Но в Коломенском была тишь да гладь, Божья благодать. Обрившийся для свадьбы, помолодевший, но очень растолстевший царь чувствовал себя не совсем ладно. К врачу своему, немчину Коллинзу, сперва он обращаться не хотел было: может, Господь даст, и так пройдет, а немец всё немец, как там его ни верти. Правда, все лекари-иноземцы должны были приносить присягу не подмешивать в лекарства злого яда змеиного и всяких злых и нечистых составов, которые могут здоровье повредить или человека испоганить, но всё же лекарям доверяли так же мало, как и Обтекарскому приказу, который учреждён был на Москве ещё в 1629-м и который ведал единственной в Москве аптекой. Аптека эта – или, по-тогдашнему, обтека – обслуживала только царскую семью, а москвитяне должны были все снадобья покупать в зелейном ряду. Впрочем, если больной занимал видное место в государстве Московском, то иногда в случае болезни он решался обращаться к царю и тогда писал ему: «Болен я, великий государь, рукой не владаю. Пожалуй мне полфунта перцу дикого, четыре горсти крапивных семян, полфунта бобов масляничных да двенадцать золотников масла кролова». И добрый царь милостиво разрешал отпустить всё, что требовалось. Но больше всего обтека ведала другими делами: одни «алхимики» и «хитрецы» чинили в ней часы, другие лудили посуду для царской кухни, третьи изготовляли смазку для пищалей, или мазь для царских колымаг, или для царевен «водки», то есть духи и всякие шмаровидла, четвёртые, – помясы или травники, – разъезжали по всей России и даже в Сибирь заглядывали за сбором нужных трав, которые не только собирали сами, но и мужикам собирать наказывали: и купалыцицкий серебориный цвет, и питерилову траву, и дягильный корень… Сам царь снадобий обтекарских не любил и в случае недомогания приказывал обтекарю пускать ему «жильную» кровь. Потом эту кровь царскую обтекарь в присутствии двух бояр зарывал в саду под окнами царской опочивальни. И боярам царь рекомендовал это прекрасное средство во всех их заболеваниях, и, когда раз Стрешнев заупрямился было, царь оттаскал его за бороду:

– Ишь, кобенится!.. Что же твоя кровь-то дороже моей, что ли?…

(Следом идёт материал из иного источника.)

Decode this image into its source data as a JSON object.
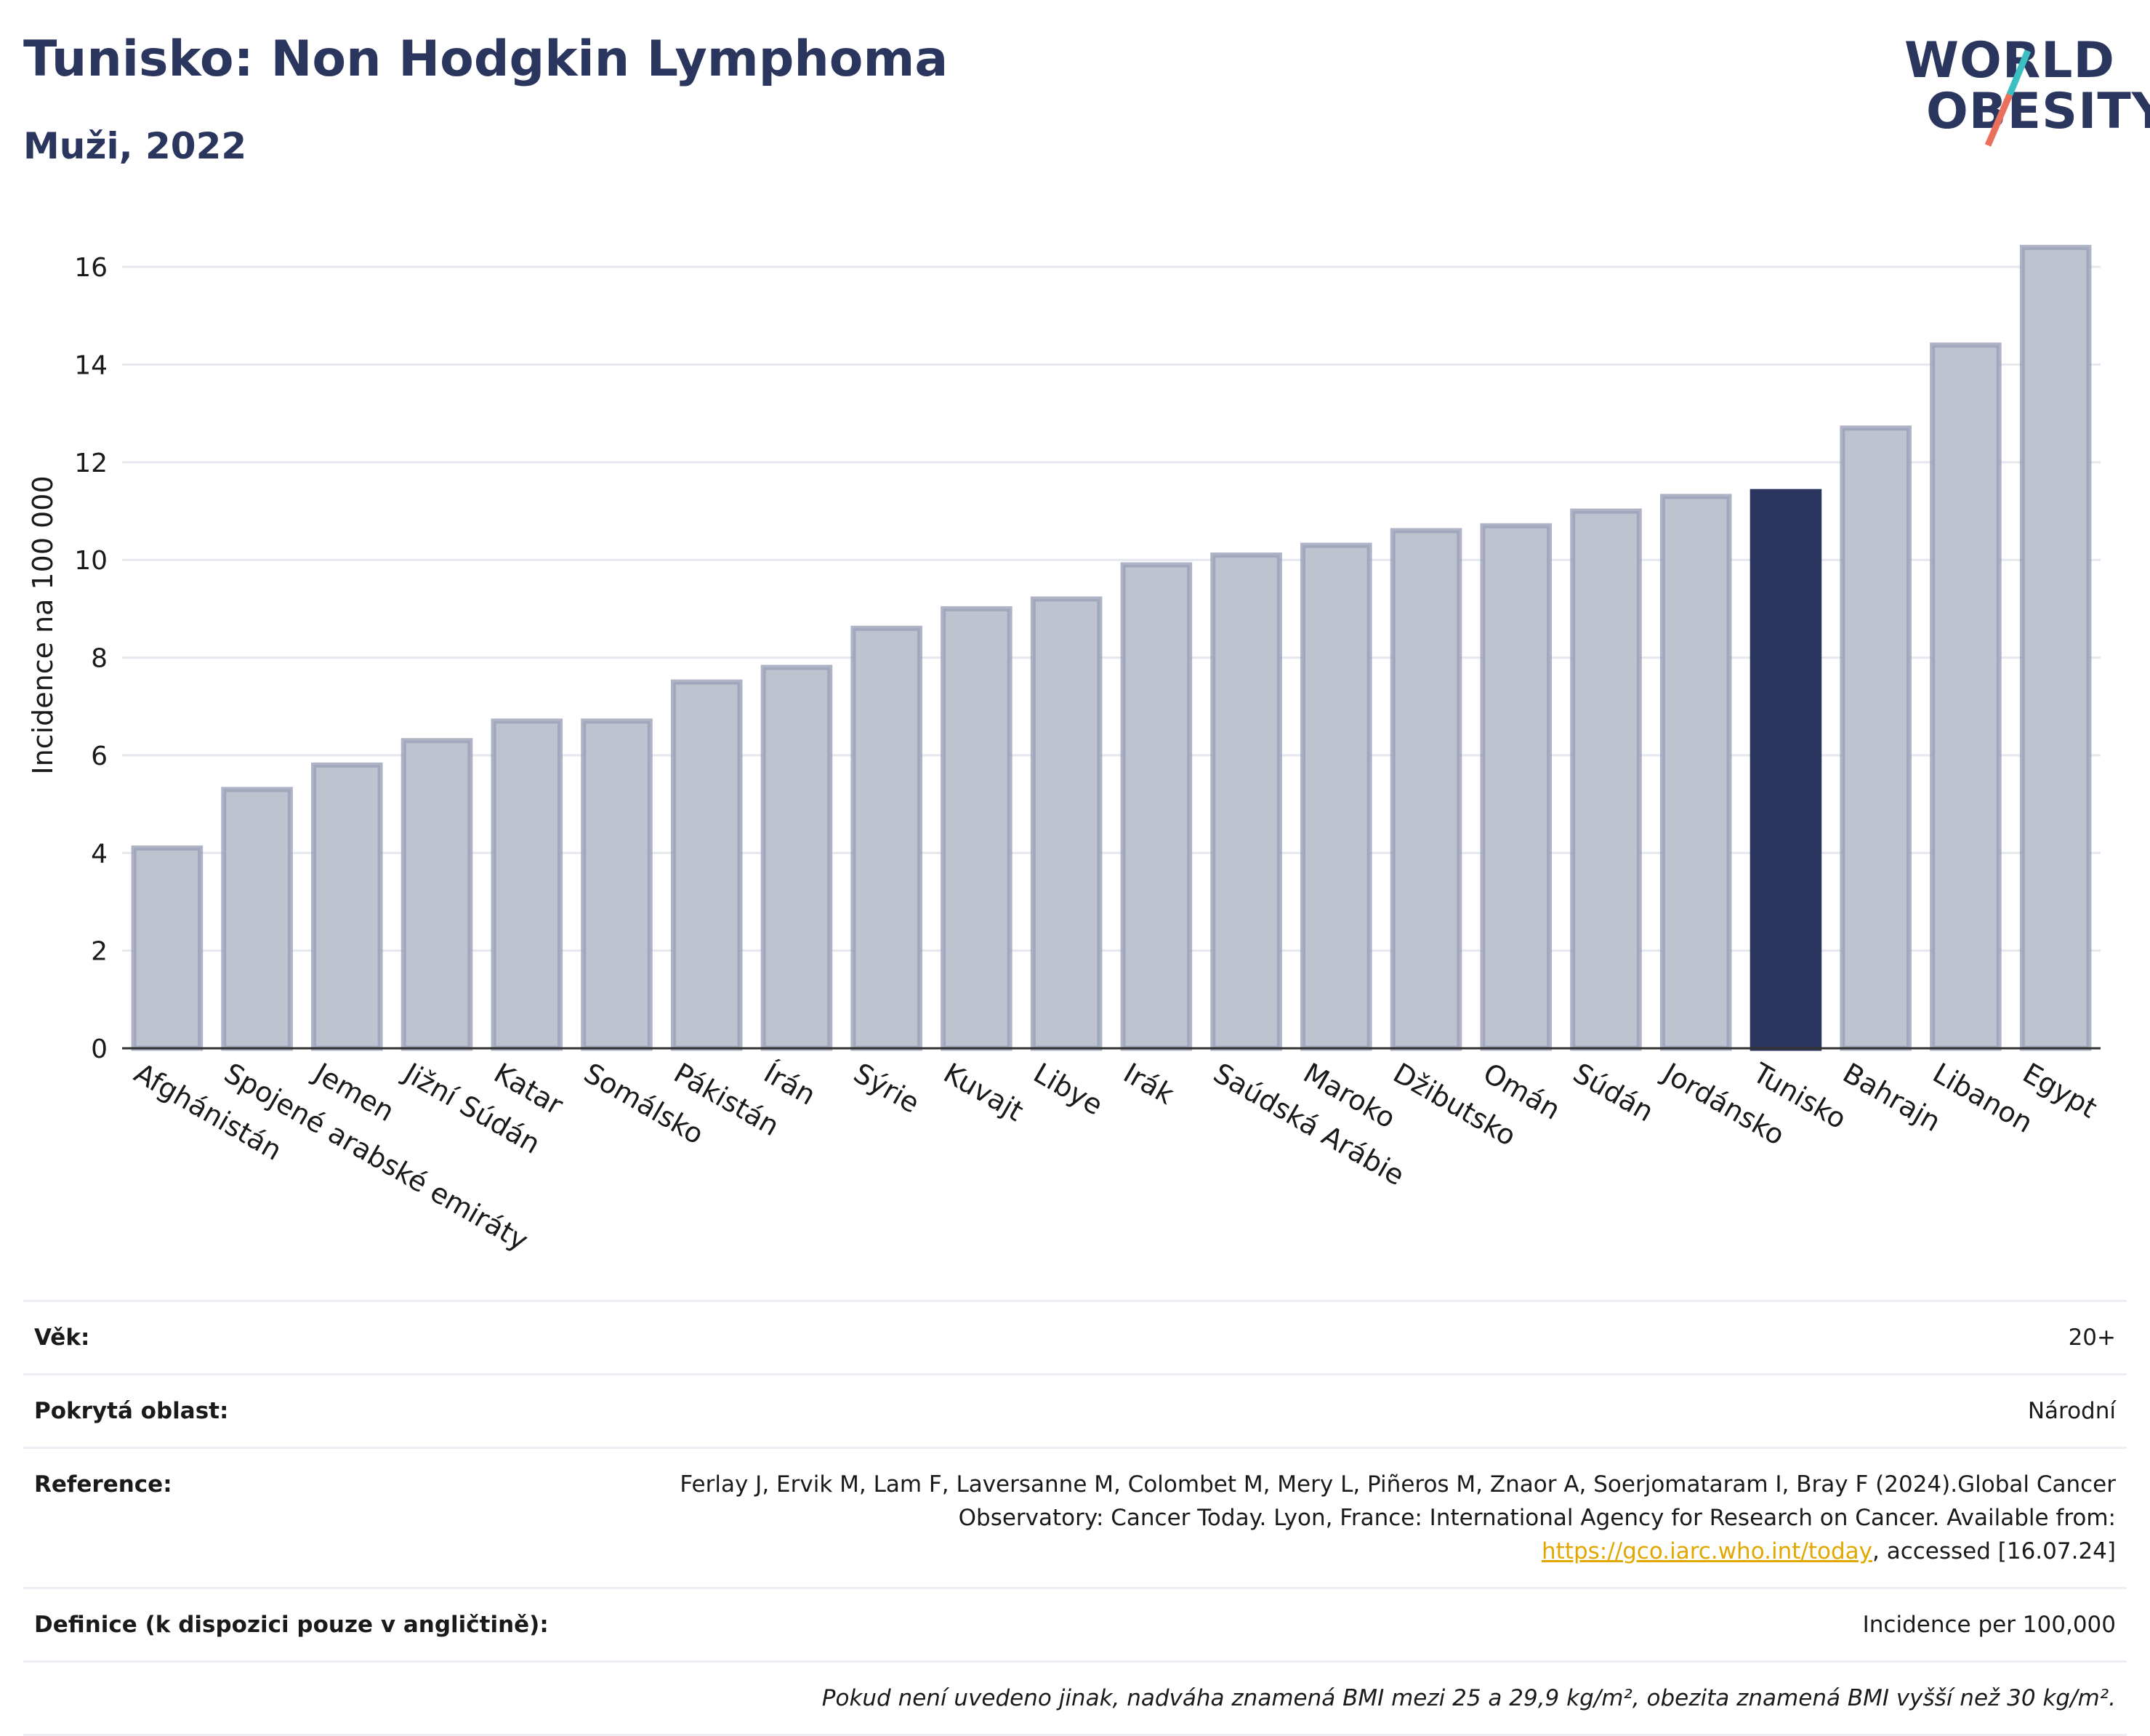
{
  "title": "Tunisko: Non Hodgkin Lymphoma",
  "subtitle": "Muži, 2022",
  "logo": {
    "line1": "WORLD",
    "line2": "OBESITY"
  },
  "colors": {
    "highlight": "#2b365f",
    "bar": "#bfc3d0",
    "bar_stroke": "#9aa0b8",
    "grid": "#e6e7ee"
  },
  "chart_data": {
    "type": "bar",
    "ylabel": "Incidence na 100 000",
    "ylim": [
      0,
      17
    ],
    "yticks": [
      0,
      2,
      4,
      6,
      8,
      10,
      12,
      14,
      16
    ],
    "highlight": "Tunisko",
    "categories": [
      "Afghánistán",
      "Spojené arabské emiráty",
      "Jemen",
      "Jižní Súdán",
      "Katar",
      "Somálsko",
      "Pákistán",
      "Írán",
      "Sýrie",
      "Kuvajt",
      "Libye",
      "Irák",
      "Saúdská Arábie",
      "Maroko",
      "Džibutsko",
      "Omán",
      "Súdán",
      "Jordánsko",
      "Tunisko",
      "Bahrajn",
      "Libanon",
      "Egypt"
    ],
    "values": [
      4.1,
      5.3,
      5.8,
      6.3,
      6.7,
      6.7,
      7.5,
      7.8,
      8.6,
      9.0,
      9.2,
      9.9,
      10.1,
      10.3,
      10.6,
      10.7,
      11.0,
      11.3,
      11.4,
      12.7,
      14.4,
      16.4
    ]
  },
  "meta": {
    "age_label": "Věk:",
    "age_value": "20+",
    "area_label": "Pokrytá oblast:",
    "area_value": "Národní",
    "ref_label": "Reference:",
    "ref_text": "Ferlay J, Ervik M, Lam F, Laversanne M, Colombet M, Mery L, Piñeros M, Znaor A, Soerjomataram I, Bray F (2024).Global Cancer Observatory: Cancer Today. Lyon, France: International Agency for Research on Cancer. Available from:",
    "ref_link": "https://gco.iarc.who.int/today",
    "ref_accessed": ", accessed [16.07.24]",
    "def_label": "Definice (k dispozici pouze v angličtině):",
    "def_value": "Incidence per 100,000",
    "note": "Pokud není uvedeno jinak, nadváha znamená BMI mezi 25 a 29,9 kg/m², obezita znamená BMI vyšší než 30 kg/m²."
  }
}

Но на этот раз и кровопускание не помогло, и царь велел позвать Коллинза, который и вынужден был почтительно рекомендовать его царскому величеству пореже навещать свою молодую супругу.

«Врёт, чай, всё немец…» – подумал недовольный Алексей Михайлович, но все же стал маленько остерегаться, тем более что и сама великая государыня с своей стороны не очень настаивала на его посещениях. При дворе появился опять молодой князь Сергей Одоевский, раненый на Волге, бледный и страдающий, и Наталья Кирилловна долго плакала этими жаркими, летними ночами в опочивальне своей и уже не раз и не два задавала себе вопрос: стоит ли, в самом деле, великое царство Московское того, что обещали ей жгучие глаза молодого князя? И когда теплились звёзды в ласковом небе, и кружилась голова от сладкого духа черёмухи, и разливался над сонным прудом колдун-соловей, уже туманила молодую душу грешная мысль: а нельзя ли как совместить высокое положение своё в царстве Московском с грешными сказками соловья? Ведь ходит же, говорят, под видом инока в опочивальню Софьи, врага её, молодой князь В. В. Голицын…

Царю маленько полутчало, но заседаний Боярской Думы ещё не было, и вообще, пока что царь многолюдством тяготился…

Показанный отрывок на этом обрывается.